While the White House seems to mull over an attack on North Korea, former Director of National Intelligence Dennis Blair pointed out that the US military has backed down North Korea before, and if need be they should do it again.
In written testimony to the Senate Armed Services Committee, Blair debunked a few misconceptions popular among the public and policymakers.
While Blair doesn’t think that sanctions have been ineffective, that North Korea will never give up its nuclear weapons, or that North Korean leader Kim Jong Un with an arsenal of nuclear inter-continental ballistic missiles (ICBMs) won’t be deterred from attacking the US like the Soviet Union was, he also takes issue with the idea that military force doesn’t work on Pyongyang.
“Military preparedness, and the use of military force are vital components of American policy towards North Korea,” wrote Blair. Citing the US and South Korea’s joint war plan to reclaim the entire peninsula in the event of war, Blair wrote that North Korea would be wary of entering a war it knows it will lose.
“Damage will be heavy on all sides, but there is no question about the outcome,” Blair wrote.
Blair pointed to a history of the US military asserting its dominance over North Korea as evidence that Kim doesn’t want war, and instead wants to keep his provocations below the level that will prompt a strong US response.
North Korea can and has been tamed with force
In 1976, US Army and United Nations personnel went into the demilitarized zone between North and South Korea to trim a tree that blocked the view of UN observers.
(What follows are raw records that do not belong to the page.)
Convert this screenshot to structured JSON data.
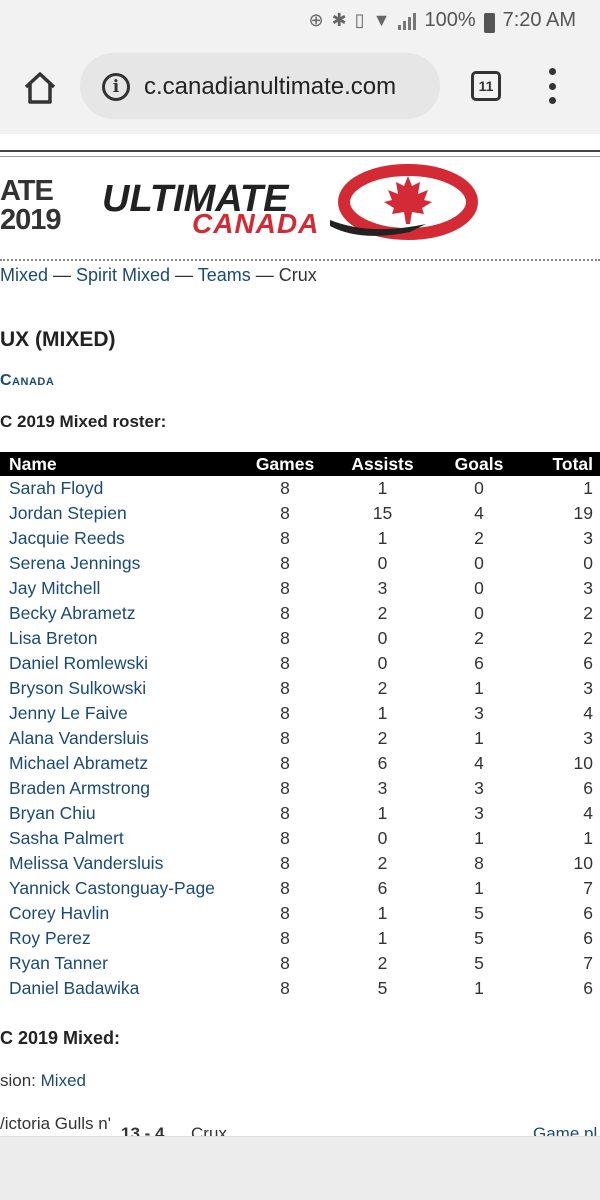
{
  "status_bar": {
    "battery_text": "100%",
    "time": "7:20 AM"
  },
  "browser": {
    "url": "c.canadianultimate.com",
    "tab_count": "11"
  },
  "banner": {
    "left_line1": "ATE",
    "left_line2": "2019",
    "logo_word": "ULTIMATE",
    "logo_sub": "CANADA"
  },
  "breadcrumb": {
    "item1": "Mixed",
    "sep": " — ",
    "item2": "Spirit Mixed",
    "item3": "Teams",
    "current": "Crux"
  },
  "team_title": "UX (MIXED)",
  "country_link": "Canada",
  "roster_heading": "C 2019 Mixed roster:",
  "roster": {
    "headers": [
      "Name",
      "Games",
      "Assists",
      "Goals",
      "Total"
    ],
    "rows": [
      [
        "Sarah Floyd",
        "8",
        "1",
        "0",
        "1"
      ],
      [
        "Jordan Stepien",
        "8",
        "15",
        "4",
        "19"
      ],
      [
        "Jacquie Reeds",
        "8",
        "1",
        "2",
        "3"
      ],
      [
        "Serena Jennings",
        "8",
        "0",
        "0",
        "0"
      ],
      [
        "Jay Mitchell",
        "8",
        "3",
        "0",
        "3"
      ],
      [
        "Becky Abrametz",
        "8",
        "2",
        "0",
        "2"
      ],
      [
        "Lisa Breton",
        "8",
        "0",
        "2",
        "2"
      ],
      [
        "Daniel Romlewski",
        "8",
        "0",
        "6",
        "6"
      ],
      [
        "Bryson Sulkowski",
        "8",
        "2",
        "1",
        "3"
      ],
      [
        "Jenny Le Faive",
        "8",
        "1",
        "3",
        "4"
      ],
      [
        "Alana Vandersluis",
        "8",
        "2",
        "1",
        "3"
      ],
      [
        "Michael Abrametz",
        "8",
        "6",
        "4",
        "10"
      ],
      [
        "Braden Armstrong",
        "8",
        "3",
        "3",
        "6"
      ],
      [
        "Bryan Chiu",
        "8",
        "1",
        "3",
        "4"
      ],
      [
        "Sasha Palmert",
        "8",
        "0",
        "1",
        "1"
      ],
      [
        "Melissa Vandersluis",
        "8",
        "2",
        "8",
        "10"
      ],
      [
        "Yannick Castonguay-Page",
        "8",
        "6",
        "1",
        "7"
      ],
      [
        "Corey Havlin",
        "8",
        "1",
        "5",
        "6"
      ],
      [
        "Roy Perez",
        "8",
        "1",
        "5",
        "6"
      ],
      [
        "Ryan Tanner",
        "8",
        "2",
        "5",
        "7"
      ],
      [
        "Daniel Badawika",
        "8",
        "5",
        "1",
        "6"
      ]
    ]
  },
  "games_heading": "C 2019 Mixed:",
  "division": {
    "label": "sion: ",
    "value": "Mixed"
  },
  "game": {
    "team": "/ictoria Gulls n'",
    "score": "13  -  4",
    "opponent": "Crux",
    "link": "Game pl"
  }
}
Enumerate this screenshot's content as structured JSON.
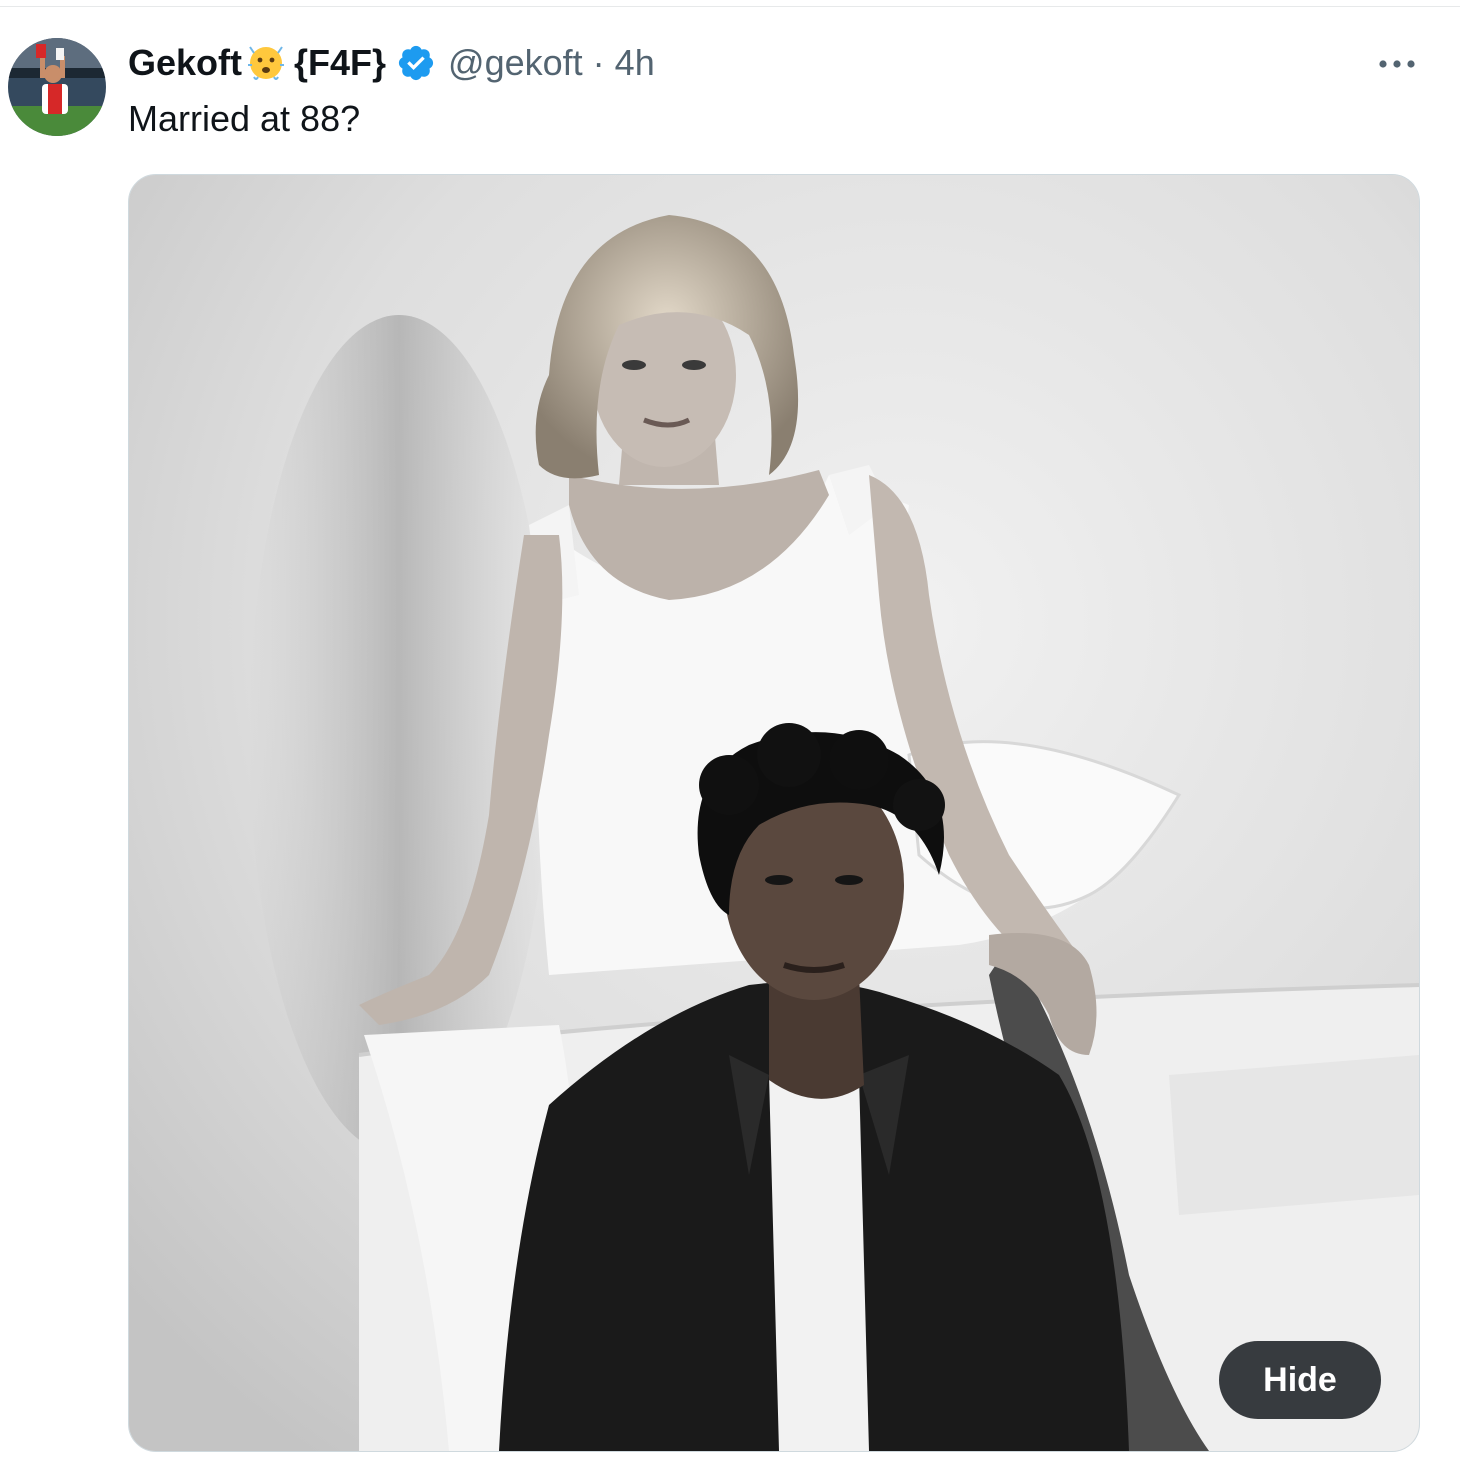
{
  "tweet": {
    "author": {
      "display_name": "Gekoft",
      "name_suffix": "{F4F}",
      "emoji": "face-holding-back-tears-emoji",
      "verified_badge": "verified-badge-icon",
      "handle": "@gekoft",
      "separator": "·",
      "time": "4h"
    },
    "more_icon": "more-horizontal-icon",
    "text": "Married at 88?",
    "media": {
      "alt": "Black and white photo of a woman in a white dress seated behind a young man in a dark suit jacket",
      "hide_label": "Hide"
    }
  },
  "colors": {
    "text_primary": "#0f1419",
    "text_secondary": "#536471",
    "verified_blue": "#1d9bf0",
    "media_border": "#cfd9de",
    "hide_button_bg": "#0f1419"
  }
}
North Korean soldiers showed up and killed two of the US Army officers with their own axes they had set aside while pruning the tree.
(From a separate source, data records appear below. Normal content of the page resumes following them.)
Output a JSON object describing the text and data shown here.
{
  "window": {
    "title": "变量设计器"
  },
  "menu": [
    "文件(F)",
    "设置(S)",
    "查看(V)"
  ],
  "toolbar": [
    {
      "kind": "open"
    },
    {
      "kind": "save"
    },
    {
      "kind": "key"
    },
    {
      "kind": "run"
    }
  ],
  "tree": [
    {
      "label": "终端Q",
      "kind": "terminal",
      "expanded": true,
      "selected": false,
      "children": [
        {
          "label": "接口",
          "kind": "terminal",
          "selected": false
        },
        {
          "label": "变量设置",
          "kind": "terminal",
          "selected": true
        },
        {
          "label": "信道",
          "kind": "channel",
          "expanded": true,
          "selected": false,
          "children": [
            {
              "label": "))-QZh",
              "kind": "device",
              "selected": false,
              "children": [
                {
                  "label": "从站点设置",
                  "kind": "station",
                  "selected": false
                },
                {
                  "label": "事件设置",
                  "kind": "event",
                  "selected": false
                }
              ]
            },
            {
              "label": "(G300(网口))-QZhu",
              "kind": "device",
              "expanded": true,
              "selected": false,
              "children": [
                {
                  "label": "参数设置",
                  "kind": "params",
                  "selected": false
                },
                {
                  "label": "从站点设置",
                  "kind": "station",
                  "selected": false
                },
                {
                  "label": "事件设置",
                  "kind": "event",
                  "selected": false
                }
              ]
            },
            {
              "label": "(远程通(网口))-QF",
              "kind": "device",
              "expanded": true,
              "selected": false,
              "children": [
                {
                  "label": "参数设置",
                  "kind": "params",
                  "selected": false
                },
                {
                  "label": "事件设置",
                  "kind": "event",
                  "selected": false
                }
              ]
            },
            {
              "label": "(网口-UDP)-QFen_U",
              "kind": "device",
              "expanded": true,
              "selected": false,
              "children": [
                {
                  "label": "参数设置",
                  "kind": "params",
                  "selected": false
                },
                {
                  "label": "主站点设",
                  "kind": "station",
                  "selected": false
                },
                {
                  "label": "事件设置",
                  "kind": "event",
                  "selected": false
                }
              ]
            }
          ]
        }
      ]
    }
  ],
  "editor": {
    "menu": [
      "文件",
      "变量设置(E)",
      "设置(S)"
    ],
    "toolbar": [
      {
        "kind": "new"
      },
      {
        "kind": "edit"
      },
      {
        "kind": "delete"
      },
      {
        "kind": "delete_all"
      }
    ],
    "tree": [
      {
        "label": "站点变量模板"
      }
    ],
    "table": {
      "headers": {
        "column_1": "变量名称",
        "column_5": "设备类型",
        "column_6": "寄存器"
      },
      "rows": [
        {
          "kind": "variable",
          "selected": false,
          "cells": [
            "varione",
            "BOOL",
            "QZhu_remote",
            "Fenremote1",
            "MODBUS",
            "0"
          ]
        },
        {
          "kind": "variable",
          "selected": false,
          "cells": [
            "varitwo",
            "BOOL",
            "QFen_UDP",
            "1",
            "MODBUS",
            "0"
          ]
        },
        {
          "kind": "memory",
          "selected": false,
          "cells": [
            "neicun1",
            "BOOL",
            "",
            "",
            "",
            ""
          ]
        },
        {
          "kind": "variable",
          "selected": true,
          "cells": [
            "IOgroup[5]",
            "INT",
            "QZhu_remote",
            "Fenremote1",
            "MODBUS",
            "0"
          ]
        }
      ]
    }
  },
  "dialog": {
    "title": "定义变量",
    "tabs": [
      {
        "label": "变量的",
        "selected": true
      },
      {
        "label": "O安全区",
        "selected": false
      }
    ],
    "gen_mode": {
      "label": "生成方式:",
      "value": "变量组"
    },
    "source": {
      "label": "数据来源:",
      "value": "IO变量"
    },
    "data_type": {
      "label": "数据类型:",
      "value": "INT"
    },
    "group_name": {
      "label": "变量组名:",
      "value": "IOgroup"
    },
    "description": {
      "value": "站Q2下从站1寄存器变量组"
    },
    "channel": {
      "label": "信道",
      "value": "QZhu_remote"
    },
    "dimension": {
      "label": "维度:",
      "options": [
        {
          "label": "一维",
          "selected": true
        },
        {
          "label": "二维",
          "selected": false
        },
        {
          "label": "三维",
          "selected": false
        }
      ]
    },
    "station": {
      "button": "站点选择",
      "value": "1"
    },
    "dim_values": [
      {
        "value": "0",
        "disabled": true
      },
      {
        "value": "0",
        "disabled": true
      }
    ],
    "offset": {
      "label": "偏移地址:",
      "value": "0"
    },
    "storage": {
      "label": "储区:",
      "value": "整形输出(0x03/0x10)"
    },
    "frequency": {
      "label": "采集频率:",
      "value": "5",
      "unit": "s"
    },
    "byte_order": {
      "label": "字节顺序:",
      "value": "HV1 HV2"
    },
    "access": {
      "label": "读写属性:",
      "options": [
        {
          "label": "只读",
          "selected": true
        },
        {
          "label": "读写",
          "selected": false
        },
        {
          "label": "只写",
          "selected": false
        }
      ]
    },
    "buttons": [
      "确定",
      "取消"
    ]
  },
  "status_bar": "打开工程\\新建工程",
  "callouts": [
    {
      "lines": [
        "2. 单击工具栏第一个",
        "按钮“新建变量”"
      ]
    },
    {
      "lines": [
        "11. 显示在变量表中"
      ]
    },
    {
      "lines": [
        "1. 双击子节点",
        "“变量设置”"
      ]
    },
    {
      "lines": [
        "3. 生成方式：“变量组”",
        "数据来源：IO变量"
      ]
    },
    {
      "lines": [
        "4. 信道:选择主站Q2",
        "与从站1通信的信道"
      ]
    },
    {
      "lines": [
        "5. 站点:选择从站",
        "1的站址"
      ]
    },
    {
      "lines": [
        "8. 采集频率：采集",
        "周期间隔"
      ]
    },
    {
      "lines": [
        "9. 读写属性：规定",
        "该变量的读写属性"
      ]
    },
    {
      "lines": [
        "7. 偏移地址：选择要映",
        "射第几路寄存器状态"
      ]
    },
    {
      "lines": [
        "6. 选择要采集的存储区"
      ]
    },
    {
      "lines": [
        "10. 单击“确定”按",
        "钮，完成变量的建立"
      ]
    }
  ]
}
Within hours, US, South Korean, and UN personnel returned with a massive convoy of military vehicles, attack helicopters, and soldiers trained in martial arts with axes. They came without warning and removed the tree entirely. The North Koreans could do little but watch in the face of a resolute, united front against them.
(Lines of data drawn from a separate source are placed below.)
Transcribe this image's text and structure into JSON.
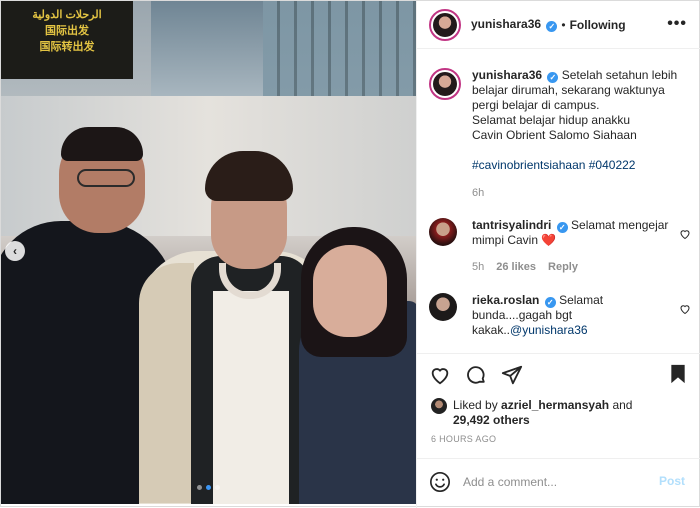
{
  "photo": {
    "sign_lines": [
      "الرحلات الدولية",
      "国际出发",
      "国际转出发"
    ],
    "carousel_prev": "‹",
    "slide_count": 3,
    "active_slide": 2
  },
  "header": {
    "username": "yunishara36",
    "separator": "•",
    "follow_label": "Following",
    "more_label": "•••"
  },
  "caption": {
    "username": "yunishara36",
    "lines": [
      "Setelah setahun lebih belajar dirumah, sekarang waktunya pergi belajar di campus.",
      "Selamat belajar hidup anakku",
      "Cavin Obrient Salomo Siahaan",
      "#cavinobrientsiahaan #040222"
    ],
    "time": "6h"
  },
  "comments": [
    {
      "username": "tantrisyalindri",
      "text": "Selamat mengejar mimpi Cavin",
      "emoji": "❤️",
      "time": "5h",
      "likes": "26 likes",
      "reply": "Reply"
    },
    {
      "username": "rieka.roslan",
      "text": "Selamat bunda....gagah bgt kakak..",
      "mention": "@yunishara36"
    }
  ],
  "likes": {
    "prefix": "Liked by",
    "by_user": "azriel_hermansyah",
    "and": "and",
    "others": "29,492 others"
  },
  "timestamp": "6 HOURS AGO",
  "add_comment": {
    "placeholder": "Add a comment...",
    "post_label": "Post"
  },
  "colors": {
    "verified": "#3897f0",
    "link": "#00376b",
    "post_disabled": "#b2dffc",
    "like_red": "#ed4956"
  }
}
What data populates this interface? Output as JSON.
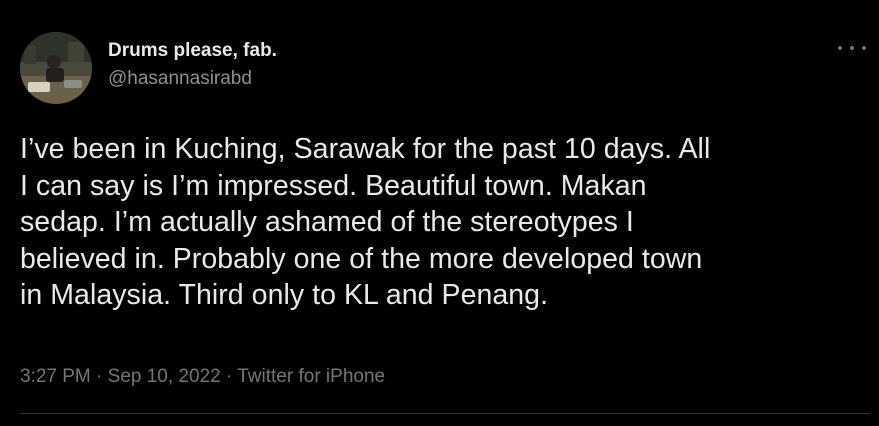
{
  "author": {
    "display_name": "Drums please, fab.",
    "handle": "@hasannasirabd",
    "avatar_icon": "profile-photo"
  },
  "menu": {
    "icon": "more-options-icon"
  },
  "tweet": {
    "lines": [
      "I’ve been in Kuching, Sarawak for the past 10 days. All",
      "I can say is I’m impressed. Beautiful town. Makan",
      "sedap. I’m actually ashamed of the stereotypes I",
      "believed in. Probably one of the more developed town",
      "in Malaysia. Third only to KL and Penang."
    ]
  },
  "meta": {
    "time": "3:27 PM",
    "separator1": " · ",
    "date": "Sep 10, 2022",
    "separator2": " · ",
    "source": "Twitter for iPhone"
  },
  "colors": {
    "background": "#000000",
    "primary_text": "#e7e9ea",
    "secondary_text": "#71767b",
    "divider": "#2f3336"
  }
}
“Every time the US-ROK response has been relevant and strong, supported by contingency plan preparations that make it clear that if North Korea escalates the Alliance is ready for major war, North Korea backs down. It will later in the future commit further and different provocations, but it will retreat in the near term,” Blair wrote.
Similarly, in 1994, when the US cooked up plans to bomb a North Korean nuclear reactor, Pyongyang soon submitted to talks, though they ultimately backed out.
What is Pyongyang going to do about it?
In light of that, the US and its allies “should respond promptly and disproportionately to North Korean provocations such as missile tests that land on or near American, South Korean or Japanese territory and nuclear tests in the Pacific Ocean,” Blair wrote, referring to North Korea’s standing threat to detonate a nuclear missile over the Pacific Ocean or to fire missiles at US military bases in Guam.
While most experts have dismissed the Trump administration’s reported notion of a “bloody nose” attack on North Korea in response to some provocation as madness that will lead to nuclear war, Blair, who at one point commanded the US military’s Pacific area of operation, disagrees.
If the US responded to some provocation with Pyongyang, Blair argued, “North Korea will understand that the actions are retaliation for what North Korea has done.”
Blair suggested the US and its allies “raise its readiness level so the North Koreans know that if they escalate the confrontation, they risk starting a war they know they will lose.”